17 octobre 1996

Santé

Allaitement: encouragements mitigés

Entre le biberon et le sein, les femmes hésitent.
La voix des médecins, discrète, pèserait peu dans le choix des mères.

En dépit des avantages maintes fois répétés du lait maternel pour la santé des enfants, les médecins encourageraient peu les femmes à recourir à l'allaitement au sein, révèle une étude menée par l'Équipe de pharmaco-épidémiologie de l'Université auprès de 306 femmes de la région de Québec. «Les médecins avaient peu encouragé les mères, tant durant le suivi de grossesse qu'après l'accouchement, alors que l'encouragement des infirmières à l'hôpital était trois fois plus fréquent que celui des médecins», rapportent les chercheures Danielle Gilbert et Jocelyne Moisan (Pharmacie) et leurs collègues du Centre de santé publique de Québec, Marie-Claire Lepage et Gaston De Serres. Les mères qui choisissent d'allaiter sont principalement encouragées en ce sens par leur conjoint, leur mère ou une infirmière de l'hôpital. «On ne sait pas si les patientes n'ont pas tenu compte de l'avis du médecin dans leur choix ou si les médecins ne les ont tout simplement pas encouragées», ajoute cependant Jocelyne Moisan pour préciser la portée de l'étude.

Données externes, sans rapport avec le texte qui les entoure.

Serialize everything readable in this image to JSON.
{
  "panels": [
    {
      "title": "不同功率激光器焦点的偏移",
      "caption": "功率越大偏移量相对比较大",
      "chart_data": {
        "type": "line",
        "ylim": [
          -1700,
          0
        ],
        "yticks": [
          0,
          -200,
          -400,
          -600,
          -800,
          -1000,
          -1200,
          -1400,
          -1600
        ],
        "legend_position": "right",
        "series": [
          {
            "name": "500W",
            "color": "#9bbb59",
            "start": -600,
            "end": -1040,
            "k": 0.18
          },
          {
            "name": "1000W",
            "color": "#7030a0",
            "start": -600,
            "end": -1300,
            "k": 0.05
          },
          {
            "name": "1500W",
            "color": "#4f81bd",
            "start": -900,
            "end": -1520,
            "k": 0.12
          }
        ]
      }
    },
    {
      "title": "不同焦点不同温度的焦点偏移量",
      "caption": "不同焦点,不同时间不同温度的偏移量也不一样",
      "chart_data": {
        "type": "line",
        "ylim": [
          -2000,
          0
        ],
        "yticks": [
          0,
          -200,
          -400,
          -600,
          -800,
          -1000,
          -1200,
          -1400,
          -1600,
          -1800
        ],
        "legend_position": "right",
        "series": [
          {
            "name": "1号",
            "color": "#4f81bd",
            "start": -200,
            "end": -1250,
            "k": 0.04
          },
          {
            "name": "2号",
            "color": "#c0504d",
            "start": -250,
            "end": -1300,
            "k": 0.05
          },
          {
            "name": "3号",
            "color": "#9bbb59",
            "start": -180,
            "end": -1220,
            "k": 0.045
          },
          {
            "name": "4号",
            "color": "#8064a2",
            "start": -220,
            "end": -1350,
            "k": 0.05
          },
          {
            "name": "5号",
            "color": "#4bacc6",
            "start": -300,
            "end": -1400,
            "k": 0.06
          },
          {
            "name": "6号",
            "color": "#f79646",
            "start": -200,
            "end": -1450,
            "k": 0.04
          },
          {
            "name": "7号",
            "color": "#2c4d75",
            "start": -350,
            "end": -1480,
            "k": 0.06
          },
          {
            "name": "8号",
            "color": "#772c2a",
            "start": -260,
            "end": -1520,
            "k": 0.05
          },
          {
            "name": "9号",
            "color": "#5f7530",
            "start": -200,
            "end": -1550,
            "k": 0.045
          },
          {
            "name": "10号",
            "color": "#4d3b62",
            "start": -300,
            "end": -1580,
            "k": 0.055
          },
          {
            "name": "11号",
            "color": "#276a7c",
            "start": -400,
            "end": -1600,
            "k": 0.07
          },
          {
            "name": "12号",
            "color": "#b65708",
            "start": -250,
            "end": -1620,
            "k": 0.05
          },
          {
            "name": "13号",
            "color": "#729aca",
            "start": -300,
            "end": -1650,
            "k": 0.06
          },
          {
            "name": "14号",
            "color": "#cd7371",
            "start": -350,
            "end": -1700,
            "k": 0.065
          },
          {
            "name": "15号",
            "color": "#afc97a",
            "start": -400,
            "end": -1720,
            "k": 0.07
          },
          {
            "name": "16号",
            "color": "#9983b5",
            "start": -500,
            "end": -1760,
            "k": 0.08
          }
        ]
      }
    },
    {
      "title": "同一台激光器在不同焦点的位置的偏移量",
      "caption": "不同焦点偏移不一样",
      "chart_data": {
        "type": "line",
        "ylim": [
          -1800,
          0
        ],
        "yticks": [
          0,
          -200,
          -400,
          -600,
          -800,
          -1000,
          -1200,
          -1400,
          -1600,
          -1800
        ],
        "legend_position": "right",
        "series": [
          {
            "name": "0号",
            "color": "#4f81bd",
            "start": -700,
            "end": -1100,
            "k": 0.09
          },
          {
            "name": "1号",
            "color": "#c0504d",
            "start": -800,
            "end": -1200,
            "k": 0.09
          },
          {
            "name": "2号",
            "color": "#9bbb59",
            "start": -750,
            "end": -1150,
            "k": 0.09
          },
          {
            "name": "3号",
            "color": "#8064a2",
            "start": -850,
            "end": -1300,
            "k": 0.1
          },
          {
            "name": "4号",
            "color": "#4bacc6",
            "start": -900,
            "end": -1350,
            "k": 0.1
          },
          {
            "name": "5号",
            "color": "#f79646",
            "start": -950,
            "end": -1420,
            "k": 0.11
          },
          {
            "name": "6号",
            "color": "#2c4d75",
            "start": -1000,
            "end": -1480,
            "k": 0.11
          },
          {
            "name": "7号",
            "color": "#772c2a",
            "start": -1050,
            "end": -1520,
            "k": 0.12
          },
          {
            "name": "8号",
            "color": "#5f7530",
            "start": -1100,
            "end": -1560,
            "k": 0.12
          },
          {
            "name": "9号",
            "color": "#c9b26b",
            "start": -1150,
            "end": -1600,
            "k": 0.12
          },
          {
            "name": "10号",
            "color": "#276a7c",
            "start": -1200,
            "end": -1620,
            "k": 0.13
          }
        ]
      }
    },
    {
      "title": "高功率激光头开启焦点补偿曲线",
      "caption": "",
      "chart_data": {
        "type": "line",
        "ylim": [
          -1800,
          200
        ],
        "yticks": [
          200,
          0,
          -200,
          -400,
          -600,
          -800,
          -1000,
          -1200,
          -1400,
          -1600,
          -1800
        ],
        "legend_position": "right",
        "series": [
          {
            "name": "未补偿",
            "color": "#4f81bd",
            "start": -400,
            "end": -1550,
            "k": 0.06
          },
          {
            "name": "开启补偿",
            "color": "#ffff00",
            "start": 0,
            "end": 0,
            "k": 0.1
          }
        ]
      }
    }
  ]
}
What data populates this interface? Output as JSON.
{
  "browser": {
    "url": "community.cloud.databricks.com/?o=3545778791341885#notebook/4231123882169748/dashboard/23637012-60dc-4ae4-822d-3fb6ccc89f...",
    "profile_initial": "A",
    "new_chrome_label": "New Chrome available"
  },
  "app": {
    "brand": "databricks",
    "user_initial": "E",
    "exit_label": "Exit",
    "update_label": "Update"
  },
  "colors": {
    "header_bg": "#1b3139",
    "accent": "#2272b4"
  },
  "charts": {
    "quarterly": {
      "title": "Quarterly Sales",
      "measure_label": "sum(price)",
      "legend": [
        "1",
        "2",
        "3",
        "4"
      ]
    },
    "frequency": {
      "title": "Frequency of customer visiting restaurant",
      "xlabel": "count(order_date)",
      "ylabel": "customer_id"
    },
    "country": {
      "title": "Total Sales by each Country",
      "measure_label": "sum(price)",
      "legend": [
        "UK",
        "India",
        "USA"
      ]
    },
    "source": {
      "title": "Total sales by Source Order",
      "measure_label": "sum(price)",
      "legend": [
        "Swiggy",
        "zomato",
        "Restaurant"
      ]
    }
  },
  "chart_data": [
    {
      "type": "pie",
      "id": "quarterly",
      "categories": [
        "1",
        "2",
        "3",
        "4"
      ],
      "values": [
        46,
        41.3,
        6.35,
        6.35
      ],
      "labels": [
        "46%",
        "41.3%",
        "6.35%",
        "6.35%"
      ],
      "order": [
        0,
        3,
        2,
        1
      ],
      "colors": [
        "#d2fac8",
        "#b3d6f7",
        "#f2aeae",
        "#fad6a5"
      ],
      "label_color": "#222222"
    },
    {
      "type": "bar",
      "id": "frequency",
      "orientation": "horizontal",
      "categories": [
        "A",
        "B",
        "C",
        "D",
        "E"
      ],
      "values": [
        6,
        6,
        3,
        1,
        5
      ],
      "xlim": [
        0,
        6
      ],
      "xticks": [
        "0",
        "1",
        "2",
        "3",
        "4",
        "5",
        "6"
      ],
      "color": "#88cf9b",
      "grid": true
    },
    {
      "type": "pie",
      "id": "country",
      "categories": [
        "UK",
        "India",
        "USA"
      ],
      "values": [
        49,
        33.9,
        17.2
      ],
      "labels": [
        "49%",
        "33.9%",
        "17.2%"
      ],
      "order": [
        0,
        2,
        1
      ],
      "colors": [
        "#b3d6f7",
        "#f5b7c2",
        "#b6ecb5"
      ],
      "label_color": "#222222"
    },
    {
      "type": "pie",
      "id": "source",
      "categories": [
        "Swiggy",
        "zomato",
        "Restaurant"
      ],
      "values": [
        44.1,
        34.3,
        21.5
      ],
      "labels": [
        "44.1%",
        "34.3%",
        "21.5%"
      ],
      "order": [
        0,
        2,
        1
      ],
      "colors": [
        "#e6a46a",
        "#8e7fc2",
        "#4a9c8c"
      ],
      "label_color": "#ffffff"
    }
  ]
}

Ces résultats proviennent d'une enquête menée auprès de femmes ayant accouché d'un bébé de poids normal entre mai et septembre 1993. Dans l'ensemble, moins de 60 % des participantes allaitaient leur enfant au sein. Le mode d'allaitement choisi par les mères semblait indépendant de leur âge puisque 58 % des 205 jeunes femmes (18 à 24 ans) et 59 % des 101 mères plus âgées (34 à 43 ans) avaient opté pour l'allaitement naturel. «Le médecin traitant n'avait pas eu d'influence sur la décision du mode d'alimentation pour 75 % des mères jeunes et 81 % des plus âgées», notent les chercheures dans l'article qu'elles publient sur le sujet dans la Revue canadienne de santé publique.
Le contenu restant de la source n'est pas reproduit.